Weltpolitik

Der Iran möchte russische Waffen kaufen

Präsident Ebrahim Raisi stattete Moskau einen Besuch ab.

Der iranische Präsident Ebrahim Raisi hatte auch einen Auftritt vor der Duma, dem Marionettenparlament Russlands.  SN/AFP
Der iranische Präsident Ebrahim Raisi hatte auch einen Auftritt vor der Duma, dem Marionettenparlament Russlands.

Mit einer Nachhilfestunde für Wladimir Putin hatte Ebrahim Raisi am Mittwoch seinen Staatsbesuch in Moskau begonnen. Es sei ihm wichtig, den russischen Gastgeber daran zu erinnern, dass "die Islamische Republik seit 40 Jahren Widerstand gegen Amerika leistet". Eine Absegnung des russischen Truppenaufmarsches an der Grenze zur Ukraine bedeutete Raisis Durchhaltebotschaft aber nicht. Zumindest im öffentlichen Teil seines Treffens mit Putin beschränkte sich der Hardliner aus Teheran darauf, das "Vorgehen der NATO im Kaukasus und Zentralasien zu verurteilen". Die Ukraine erwähnte der Mann mit dem schwarzen Turban nicht. Entsprechend vage äußerte sich auch der Kremlchef. Freundlich pries er die enge Zusammenarbeit mit dem Iran auf der "internationalen Bühne". Als Beispiele nannte Putin Syrien, wo Russland gemeinsam mit dem Iran den Sturz Baschar al-Assads verhinderte.
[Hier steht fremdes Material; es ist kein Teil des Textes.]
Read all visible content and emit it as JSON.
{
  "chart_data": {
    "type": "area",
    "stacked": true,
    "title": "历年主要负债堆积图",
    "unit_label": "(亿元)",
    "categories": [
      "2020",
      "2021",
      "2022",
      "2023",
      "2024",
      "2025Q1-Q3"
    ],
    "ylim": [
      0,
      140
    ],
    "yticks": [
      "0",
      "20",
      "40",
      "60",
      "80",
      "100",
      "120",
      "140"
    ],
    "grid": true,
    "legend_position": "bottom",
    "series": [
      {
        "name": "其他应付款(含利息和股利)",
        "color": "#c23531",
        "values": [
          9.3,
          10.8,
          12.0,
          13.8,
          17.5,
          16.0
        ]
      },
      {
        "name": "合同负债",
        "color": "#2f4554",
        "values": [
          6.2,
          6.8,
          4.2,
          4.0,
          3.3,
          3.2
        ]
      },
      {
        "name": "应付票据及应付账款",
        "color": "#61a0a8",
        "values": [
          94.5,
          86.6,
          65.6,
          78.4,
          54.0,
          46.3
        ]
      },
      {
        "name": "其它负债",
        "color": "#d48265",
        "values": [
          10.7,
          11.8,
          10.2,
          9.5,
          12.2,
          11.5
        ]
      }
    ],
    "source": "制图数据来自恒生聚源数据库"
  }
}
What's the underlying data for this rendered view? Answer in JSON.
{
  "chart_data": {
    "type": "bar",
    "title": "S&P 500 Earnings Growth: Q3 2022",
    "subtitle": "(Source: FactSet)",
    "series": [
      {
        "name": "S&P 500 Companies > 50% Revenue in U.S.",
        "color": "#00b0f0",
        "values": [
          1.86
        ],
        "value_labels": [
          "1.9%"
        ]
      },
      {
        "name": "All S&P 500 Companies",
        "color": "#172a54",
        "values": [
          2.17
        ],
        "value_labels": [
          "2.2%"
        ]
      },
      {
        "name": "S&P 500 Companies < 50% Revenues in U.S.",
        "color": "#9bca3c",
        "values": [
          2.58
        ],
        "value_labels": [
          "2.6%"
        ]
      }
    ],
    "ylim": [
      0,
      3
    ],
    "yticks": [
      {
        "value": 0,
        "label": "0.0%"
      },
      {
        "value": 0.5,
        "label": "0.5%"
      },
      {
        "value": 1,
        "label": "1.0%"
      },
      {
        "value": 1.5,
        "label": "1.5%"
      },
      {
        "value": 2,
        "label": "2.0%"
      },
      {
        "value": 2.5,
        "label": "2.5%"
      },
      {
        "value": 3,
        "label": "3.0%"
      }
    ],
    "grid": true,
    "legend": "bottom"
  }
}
Der iranische Staatspräsident gilt im Gegensatz zu seinem eher westlich orientierten Amtsvorgänger als Befürworter enger Beziehungen mit Moskau. Seit Jahren feilen Diplomaten beider Länder an einem Abkommen. Sein Schwerpunkt soll im militärischen Bereich liegen. "Wichtiger als eine wirtschaftliche Partnerschaft mit Moskau ist eine militärische und geheimdienstliche Allianz", sagte Mahmud Shoori vom Teheraner Institut für Iran- und Eurasienstudien. Auch in Russland vertreten viele Analysten die Ansicht, dass eine verstärkte militärische Zusammenarbeit Russlands mit dem Iran ein probates Druckmittel des Kremls gegen Washington ist. Die Beziehungen zwischen dem Iran und Russland könnten schon bald einen "rasanten und dynamischen Weg einschlagen", wie der iranische Außenminister Amir Abdollahian in Moskau ankündigte. Die Wunschliste: Neben Boden-Luft-Raketen des Typs S-400 gibt es Interesse an SU-30-Jets sowie T-90- Panzern. Konkret ist bisher nur eine gemeinsame Marineübung im Arabischen Meer, die bald beginnen soll. An dem Manöver sollen Kriegsschiffe aus dem Iran, Russland und China teilnehmen. Differenzen zwischen Teheran und Moskau gibt es vor allem zu Israel, das Putin als Partner, Iran dagegen als Erzfeind betrachtet. Ein nuklear bewaffneter Iran kommt für den Kremlchef ebenso wenig infrage wie ein israelischer oder amerikanischer Angriff auf iranische Atomanlagen. Russland könnte vor diesem Hintergrund den Druck auf Iran bei den Wiener Atomgesprächen erhöhen.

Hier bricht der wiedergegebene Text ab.